The red and blue ambulance lights streak across Lili’s face. “You could have killed all of us!”

“Oh please.” I ball up my fists. “I had it under control the whole time!”

“How were we supposed to know that?” Lili shrieks. “We thought we were going to die! You have no concept of other people’s feelings! You just . . . you just treat us like toys, doing whatever you want, whenever you want!”

“Watch what you say,” I warn her, aware of the medics around us.

“Or what?” Lili asks, turning to Madeline, who stands off to the side with a blank face. “You agree with me, don’t you, Madeline?” Lili says. “Sutton’s a user. Do you really think she gives a shit about our feelings—about anyone’s feelings? Look at how she toyed with your brother! She’s the reason he left!”

“That’s not true!” I scream, lunging toward Lili. How dare she bring up Thayer! As if she had any idea what things were really like between us!

Charlotte pulls me back before I can tackle Lili. More medics have gathered around Gabby, and a debate has begun over whether to move her or keep her where she is. Lili turns away from us and peers over the EMT’s shoulder at her sister. An oppressive, July-hot wind kicks up, blowing bits of trash along the ground. A Skittles wrapper plasters itself to Gabby’s twitching legs. A cigarette butt rolls dangerously close to one of her hands.

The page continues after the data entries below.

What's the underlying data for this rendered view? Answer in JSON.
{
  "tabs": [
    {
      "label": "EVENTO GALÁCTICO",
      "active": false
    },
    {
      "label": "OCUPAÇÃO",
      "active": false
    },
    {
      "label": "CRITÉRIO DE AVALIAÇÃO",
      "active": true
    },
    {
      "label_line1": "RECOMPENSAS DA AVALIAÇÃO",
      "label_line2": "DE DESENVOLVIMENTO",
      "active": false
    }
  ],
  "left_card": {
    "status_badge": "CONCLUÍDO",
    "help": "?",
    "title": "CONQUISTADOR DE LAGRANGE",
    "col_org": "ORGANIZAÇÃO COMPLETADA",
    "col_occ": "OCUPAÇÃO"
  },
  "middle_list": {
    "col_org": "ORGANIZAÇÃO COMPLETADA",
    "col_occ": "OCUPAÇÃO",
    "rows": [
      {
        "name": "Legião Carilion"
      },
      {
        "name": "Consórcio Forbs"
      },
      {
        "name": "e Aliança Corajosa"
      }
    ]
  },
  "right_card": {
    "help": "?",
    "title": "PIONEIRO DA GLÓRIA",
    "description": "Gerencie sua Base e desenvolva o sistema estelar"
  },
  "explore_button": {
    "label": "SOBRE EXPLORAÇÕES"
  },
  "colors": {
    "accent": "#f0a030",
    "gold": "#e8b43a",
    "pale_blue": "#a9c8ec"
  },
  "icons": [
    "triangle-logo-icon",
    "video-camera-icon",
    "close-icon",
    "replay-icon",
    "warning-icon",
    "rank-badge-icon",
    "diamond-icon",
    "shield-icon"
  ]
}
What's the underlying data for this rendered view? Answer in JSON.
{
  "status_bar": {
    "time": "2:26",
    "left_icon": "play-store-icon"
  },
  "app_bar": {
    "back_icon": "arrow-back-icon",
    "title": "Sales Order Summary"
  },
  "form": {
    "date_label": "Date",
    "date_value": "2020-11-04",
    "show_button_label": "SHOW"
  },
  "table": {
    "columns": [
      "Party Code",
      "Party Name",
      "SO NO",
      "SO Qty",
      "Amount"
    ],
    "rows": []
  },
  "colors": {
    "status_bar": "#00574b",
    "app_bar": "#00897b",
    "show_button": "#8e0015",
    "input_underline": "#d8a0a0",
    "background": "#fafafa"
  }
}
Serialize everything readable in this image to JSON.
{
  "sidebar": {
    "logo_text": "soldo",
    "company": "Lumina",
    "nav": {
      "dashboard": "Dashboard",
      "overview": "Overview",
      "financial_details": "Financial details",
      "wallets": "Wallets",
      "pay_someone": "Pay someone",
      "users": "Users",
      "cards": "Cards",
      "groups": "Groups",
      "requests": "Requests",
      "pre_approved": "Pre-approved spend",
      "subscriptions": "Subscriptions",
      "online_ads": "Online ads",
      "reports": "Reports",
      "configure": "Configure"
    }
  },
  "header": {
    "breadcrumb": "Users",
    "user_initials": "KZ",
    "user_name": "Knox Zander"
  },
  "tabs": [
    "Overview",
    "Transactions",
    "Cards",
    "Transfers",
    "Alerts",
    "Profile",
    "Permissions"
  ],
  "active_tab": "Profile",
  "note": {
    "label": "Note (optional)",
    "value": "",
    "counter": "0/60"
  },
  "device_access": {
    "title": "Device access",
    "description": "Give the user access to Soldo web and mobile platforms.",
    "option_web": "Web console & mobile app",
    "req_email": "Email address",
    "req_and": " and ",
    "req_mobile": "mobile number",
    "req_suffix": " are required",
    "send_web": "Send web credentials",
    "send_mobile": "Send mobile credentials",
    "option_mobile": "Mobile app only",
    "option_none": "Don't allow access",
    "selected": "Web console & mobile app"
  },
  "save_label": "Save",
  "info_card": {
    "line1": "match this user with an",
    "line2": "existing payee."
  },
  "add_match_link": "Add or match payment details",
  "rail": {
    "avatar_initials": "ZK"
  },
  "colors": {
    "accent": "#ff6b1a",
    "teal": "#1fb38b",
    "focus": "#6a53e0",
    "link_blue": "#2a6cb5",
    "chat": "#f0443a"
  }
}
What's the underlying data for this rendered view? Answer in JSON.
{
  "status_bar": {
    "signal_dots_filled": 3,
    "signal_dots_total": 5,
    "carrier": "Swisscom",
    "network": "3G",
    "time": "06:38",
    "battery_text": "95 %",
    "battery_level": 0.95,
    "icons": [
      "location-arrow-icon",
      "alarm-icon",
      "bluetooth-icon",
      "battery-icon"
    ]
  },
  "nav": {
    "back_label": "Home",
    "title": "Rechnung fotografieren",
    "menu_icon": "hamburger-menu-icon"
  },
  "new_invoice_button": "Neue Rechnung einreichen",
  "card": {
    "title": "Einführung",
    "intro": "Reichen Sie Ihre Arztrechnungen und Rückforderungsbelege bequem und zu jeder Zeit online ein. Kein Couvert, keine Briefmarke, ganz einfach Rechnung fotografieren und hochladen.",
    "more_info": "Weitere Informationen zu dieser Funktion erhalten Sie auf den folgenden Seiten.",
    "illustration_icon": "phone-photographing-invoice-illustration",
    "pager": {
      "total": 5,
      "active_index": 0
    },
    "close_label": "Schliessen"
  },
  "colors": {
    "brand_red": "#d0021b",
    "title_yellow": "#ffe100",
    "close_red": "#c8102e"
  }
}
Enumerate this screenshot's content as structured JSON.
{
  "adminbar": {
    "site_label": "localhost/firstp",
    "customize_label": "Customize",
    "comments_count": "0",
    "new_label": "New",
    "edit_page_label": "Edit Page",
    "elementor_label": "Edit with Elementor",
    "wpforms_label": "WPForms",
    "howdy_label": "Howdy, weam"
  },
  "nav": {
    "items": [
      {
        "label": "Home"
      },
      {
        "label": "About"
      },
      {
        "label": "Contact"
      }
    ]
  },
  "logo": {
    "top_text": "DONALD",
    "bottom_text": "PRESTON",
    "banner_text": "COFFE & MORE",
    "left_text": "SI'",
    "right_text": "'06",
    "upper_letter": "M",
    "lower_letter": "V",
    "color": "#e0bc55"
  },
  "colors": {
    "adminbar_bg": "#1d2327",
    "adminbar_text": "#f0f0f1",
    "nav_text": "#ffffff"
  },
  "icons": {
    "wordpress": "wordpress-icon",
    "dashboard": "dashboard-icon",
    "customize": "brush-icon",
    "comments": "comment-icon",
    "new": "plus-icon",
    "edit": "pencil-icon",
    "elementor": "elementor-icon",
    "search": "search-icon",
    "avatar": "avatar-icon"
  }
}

A low, keening wail sounds in the distance: a second set of sirens. We all stand up straighter when we realize it’s a police car. My heart begins to race, sweat dripping down my body.

I clear my throat and face my friends, my voice low and steady. “We cannot tell the cops what really happened. The car stalled for real, okay? This was just an accident.”

Madeline, Charlotte, and Laurel look a little sickened, but Gabby’s condition has weakened them. They aren’t thinking of defying me anymore. And even though I violated a sacred Lying Game code, there’s another setin-stone tenet we all live by: If we ever get caught midprank, we stick together. When Laurel almost got busted messing with the twelve-foot holiday tree at La Encantada, we swore up and down she’d been home with us. When Madeline broke her wrist running from security the weekend we dragged the library tables into a ravine, we told her dad she’d fallen hiking. They’ll forgive me for falsely invoking our fail-safe code. We’ll get through this. We always do.